AZ: Nun sind Sie endlich auch offiziell ein Löwe, Herr Bell. Was war Ihr erster Gedanke, als Sie vom Interesse der Sechzger gehört haben?
STEFAN BELL: Ich war total angetan. Mir war klar, dass ich in Mainz in der ersten Liga nicht viel spielen würde und dass ich in der Regionalliga Spielpraxis sammeln sollte. Daher ist das jetzt eine tolle Sache für mich. Ich kenne die zweite Liga zwar nicht, bin aber schon aufgeregt, was mich erwartet. Vor allem weiß ich, dass 1860 ein geiler Verein ist. Was ich gehört habe, sind die Fans immer voll da, auch wenn es dem Verein nicht so gut geht. Für mich klingt das alles sehr attraktiv.
Alexander Schmidt, der Assistent von Chefcoach Reiner Maurer, kennt Sie aus einigen Jugendspielen und ist begeistert. Können Sie sich vorstellen, warum?
Das lag wohl daran, dass ich mit Mainz 05, abgesehen von einem Unentschieden, immer gegen 1860 gewonnen habe.

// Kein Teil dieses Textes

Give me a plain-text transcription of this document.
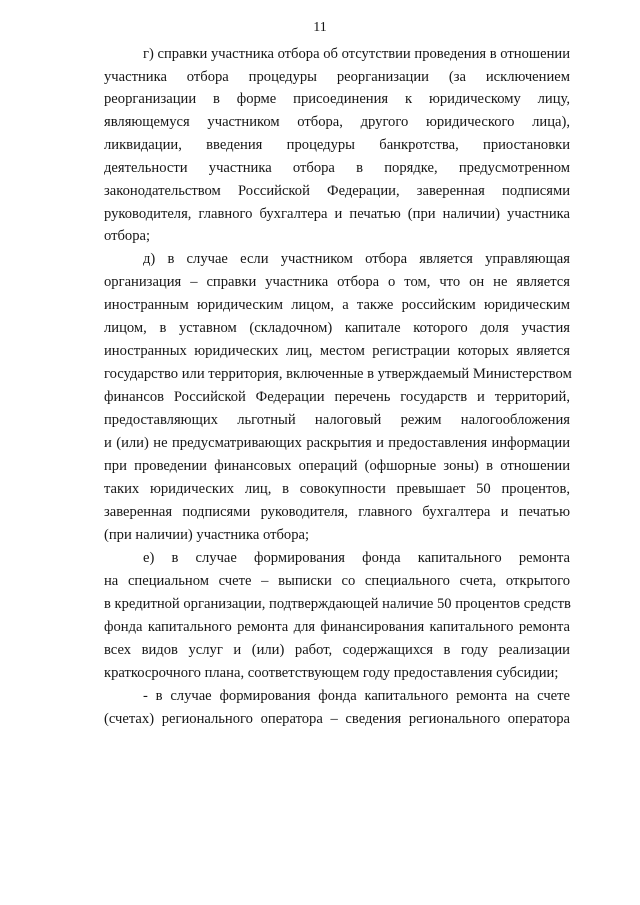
11
г) справки участника отбора об отсутствии проведения в отношении
участника отбора процедуры реорганизации (за исключением
реорганизации в форме присоединения к юридическому лицу,
являющемуся участником отбора, другого юридического лица),
ликвидации, введения процедуры банкротства, приостановки
деятельности участника отбора в порядке, предусмотренном
законодательством Российской Федерации, заверенная подписями
руководителя, главного бухгалтера и печатью (при наличии) участника
отбора;
д) в случае если участником отбора является управляющая
организация – справки участника отбора о том, что он не является
иностранным юридическим лицом, а также российским юридическим
лицом, в уставном (складочном) капитале которого доля участия
иностранных юридических лиц, местом регистрации которых является
государство или территория, включенные в утверждаемый Министерством
финансов Российской Федерации перечень государств и территорий,
предоставляющих льготный налоговый режим налогообложения
и (или) не предусматривающих раскрытия и предоставления информации
при проведении финансовых операций (офшорные зоны) в отношении
таких юридических лиц, в совокупности превышает 50 процентов,
заверенная подписями руководителя, главного бухгалтера и печатью
(при наличии) участника отбора;
е) в случае формирования фонда капитального ремонта
на специальном счете – выписки со специального счета, открытого
в кредитной организации, подтверждающей наличие 50 процентов средств
фонда капитального ремонта для финансирования капитального ремонта
всех видов услуг и (или) работ, содержащихся в году реализации
краткосрочного плана, соответствующем году предоставления субсидии;
- в случае формирования фонда капитального ремонта на счете
(счетах) регионального оператора – сведения регионального оператора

Da habe ich selbst meistens ganz gut gespielt. Als wir uns letzte Woche getroffen haben, hatte ich das Gefühl, dass mich Miki Stevic (1860-Sportdirektor, d.Red.), Reiner Maurer und Alexander Schmidt sehr gerne haben wollten. Das hat mich Freude, die drei waren mir von Anfang an sehr sympathisch.
Was erhoffen Sie sich von dem Jahr bei den Löwen?
Ganz klar: Ich komme zum TSV 1860, um zu spielen. Und ich weiß, dass ich das auch schaffen kann. Mir gefällt die Philosophie des Trainerteams, das bewusst auf junge Spieler setzt. In Mainz haben wir immer versucht, aggressiv zu verteidigen und flach und schnell nach vorne zu spielen. Ich denke, dass auch 1860 nicht nur lange Bälle nach vorne schlagen will. Das passt sehr gut zu mir.
Sie hatten im Frühling ein Angebot von Inter Mailand und werden stets damit in Verbindung gebracht. Stört Sie das?
Manchmal. Ich weiß zwar, dass es etwas Außergewöhnliches war, es hat mich Freude, aber ich habe mich dagegen entschieden. Es ist abgehakt.
Wird von Ihnen mehr erwartet, weil Sie das Interesse José Mourinhos geweckt hatten?
Das kann sein. Aber das Entscheidende ist, dass ich realistisch damit umgehe. Ich hatte ja damals, als ich in Mailand zu Besuch war, keinen Kontakt zu Mourinho, sondern nur zum Sportdirektor. Aber, wie gesagt, das mit Inter muss langsam abgehakt werden.
Zum Treffen mit 1860 kamen Sie mit Ihrem Vater. Möchten Sie ohne ihn keine Entscheidung treffen?
So eng sehe ich das nicht, aber mir ist seine Sicht der Dinge sehr wichtig. Vor allem, weil er oft einen anderen Blickwinkel hat. In Mainz war Papa bei jedem Heimspiel und manchmal auch auswärts. Ich hoffe, dass er es schafft, auch oft nach München zu kommen. Das wird natürlich nicht leicht, er wohnt bei Koblenz, und das ist bis München eine weite Strecke. Aber das schaffe ich auch so, ich ziehe alleine um. Erst mal geht's in ein Hotel, und dann will ich schnell eine Wohnung finden.
1860 hat schlechte Erfahrungen mit Vätern gemacht, die auf die Karriere ihrer Söhne einwirken, bei Kenny Cooper und Marvin Pourie sorgte das zuletzt für Probleme.
Da kann ich mit Sicherheit sagen: Bei mir gibt es keinen Grund zur Sorge. Ich treffe meine Entscheidungen letztlich ganz alleine. Aber ich höre mir eben sehr gerne andere Meinungen an.